There are plenty of things that while I wouldn't mind if they told their DP about - that isn't the same as letting their DP read it first because my friend isn't the person choosing to decide whether or not it's appropriate to pass the message on to their DP!

DP and I are not secretive but we do have everything separate, and would not read each other's emails or txts unless the other asks us to, IYSWIM. So I might happily tell my DP to answer a new message I haven't read, when I know it's just arrangements for an event or something! But otherwise would never ask him to/would be unhappy if he did. Different strokes I s'pose.

Bobbiewickham · 17/09/2008 13:25

It's symbiosis, innit?

Healthy relationships move out of symbiosis after a while.

When you first get together, it's in the couple's interests to do everything together, share opinions, interests, etc etc.

But then if the relationship and the people in it are to grow and develop healthily, you have to come out of symbiosis, so you have your own lives as well as your shared life.

Lots of couples separate at the "coming out of symbiosis" stage, as one of them might feel threatened. It has to be managed very carefully, and understood. How many times have you heard "we just grew apart" ? It doesn't have to be like that.

ImnotMamaGbutsheLovesMe · 17/09/2008 13:26

I don't see why it would bother you really.

Treeny · 17/09/2008 13:27

Yuk yuk re shared toothbrush! And as for going to the toilet in front of each other - unimaginable.

I was thinking about whether there is really a difference between telling one's OH something a friend has told us, and him reading it for himself by text or email. Because of course, if a friend tells me something interesting, I always share it with DH - can't imagine not doing that. But if he picked up my phone, read a text from a friend and replied to it, I think I would mind - unless I was in labour or something of that significance! Similarly, I expect that my friends will pass on stuff to their DHs - but it makes me feel weirdly self-conscious to think that the DH reads it first. I can't totally work out why this is the case - but it is. Perhaps because, as someone said earlier, I feel like I've been on speakerphone without realising it.

DH and I are each other's best friend - but we are separate, not interchangeable. Maybe that's what I'm trying to get at.

OP posts:
NinaInCognito · 17/09/2008 13:30

I know what you mean about the email thing.

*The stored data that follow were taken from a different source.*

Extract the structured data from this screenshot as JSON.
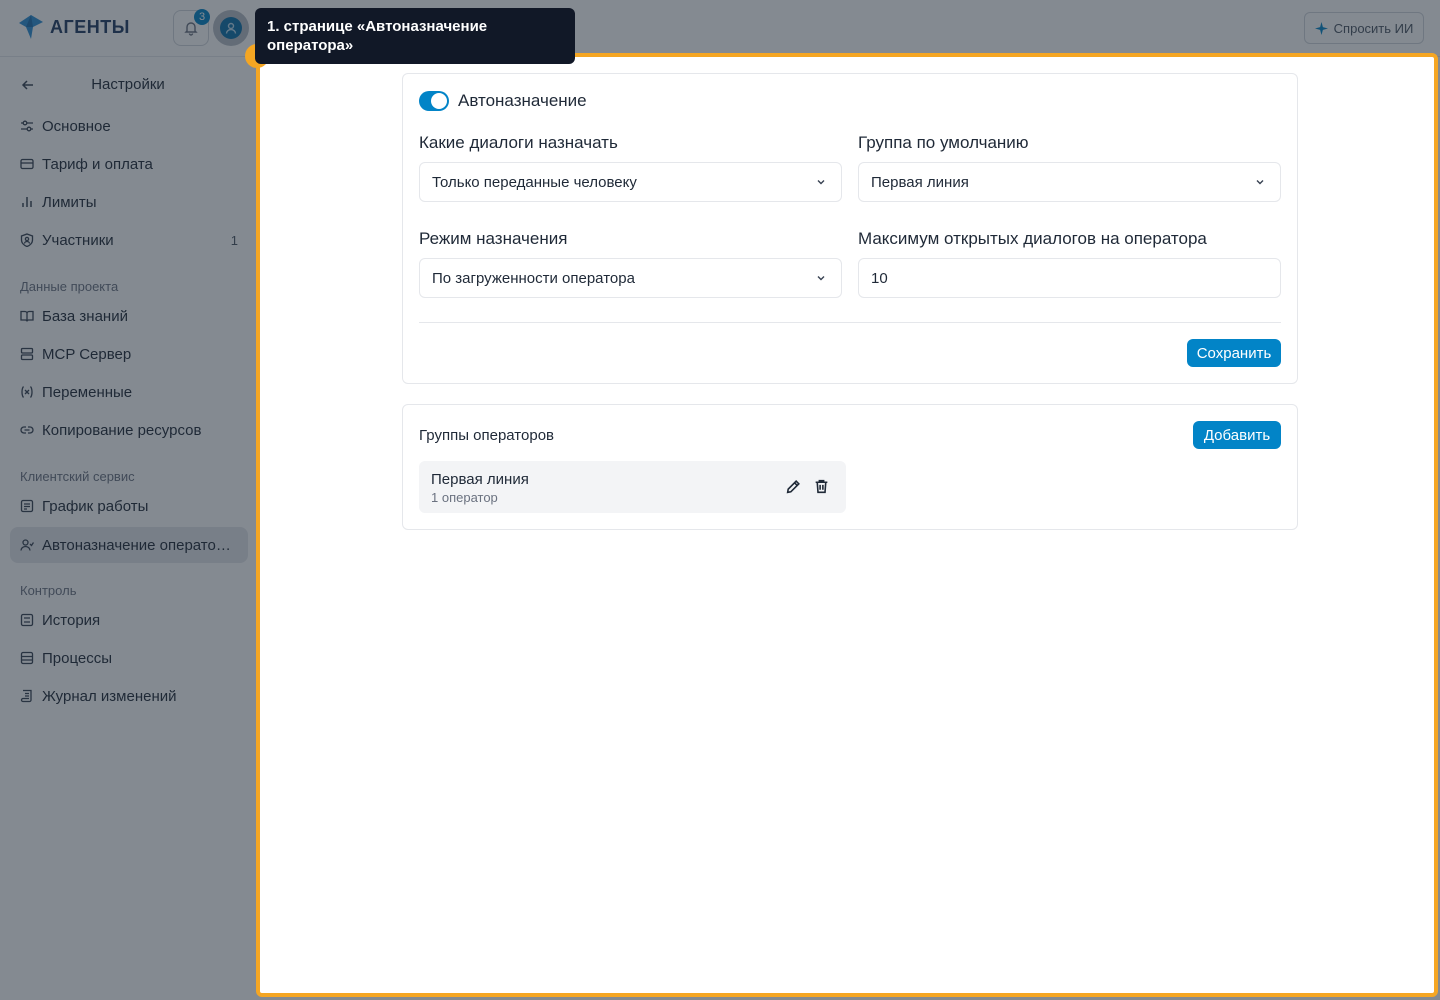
{
  "app": {
    "logo_text": "АГЕНТЫ",
    "notifications_count": "3",
    "ask_ai_label": "Спросить ИИ"
  },
  "sidebar": {
    "title": "Настройки",
    "items_main": [
      {
        "label": "Основное",
        "icon": "sliders-icon"
      },
      {
        "label": "Тариф и оплата",
        "icon": "credit-card-icon"
      },
      {
        "label": "Лимиты",
        "icon": "bar-chart-icon"
      },
      {
        "label": "Участники",
        "icon": "shield-user-icon",
        "count": "1"
      }
    ],
    "section_project": "Данные проекта",
    "items_project": [
      {
        "label": "База знаний",
        "icon": "book-icon"
      },
      {
        "label": "MCP Сервер",
        "icon": "server-icon"
      },
      {
        "label": "Переменные",
        "icon": "variable-icon"
      },
      {
        "label": "Копирование ресурсов",
        "icon": "link-icon"
      }
    ],
    "section_client": "Клиентский сервис",
    "items_client": [
      {
        "label": "График работы",
        "icon": "calendar-icon"
      },
      {
        "label": "Автоназначение операторов",
        "icon": "user-assign-icon",
        "active": true
      }
    ],
    "section_control": "Контроль",
    "items_control": [
      {
        "label": "История",
        "icon": "list-icon"
      },
      {
        "label": "Процессы",
        "icon": "database-icon"
      },
      {
        "label": "Журнал изменений",
        "icon": "scroll-icon"
      }
    ]
  },
  "tour": {
    "tooltip_text": "1. странице «Автоназначение оператора»"
  },
  "settings": {
    "autoassign_label": "Автоназначение",
    "autoassign_enabled": true,
    "dialogs_label": "Какие диалоги назначать",
    "dialogs_value": "Только переданные человеку",
    "default_group_label": "Группа по умолчанию",
    "default_group_value": "Первая линия",
    "mode_label": "Режим назначения",
    "mode_value": "По загруженности оператора",
    "max_dialogs_label": "Максимум открытых диалогов на оператора",
    "max_dialogs_value": "10",
    "save_label": "Сохранить"
  },
  "groups": {
    "title": "Группы операторов",
    "add_label": "Добавить",
    "items": [
      {
        "name": "Первая линия",
        "subtitle": "1 оператор"
      }
    ]
  },
  "colors": {
    "accent": "#0284c7",
    "highlight": "#f5a623",
    "tooltip_bg": "#111827"
  }
}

I had a sticky situation with a good friend of mine. We have been friends for over 20 years and so know each other fairly well I think. She recently started dropping off contact and I wrote a fairly blunt email to her (which I realise now was wrong), however the response I got was obviously not from her but written by her dh and that was just plain weird. It was language that she would never use and quoting a few Bible verses at me which is something that she would never do. I don't care if people want to share email addresses, but at least repond to your own emails!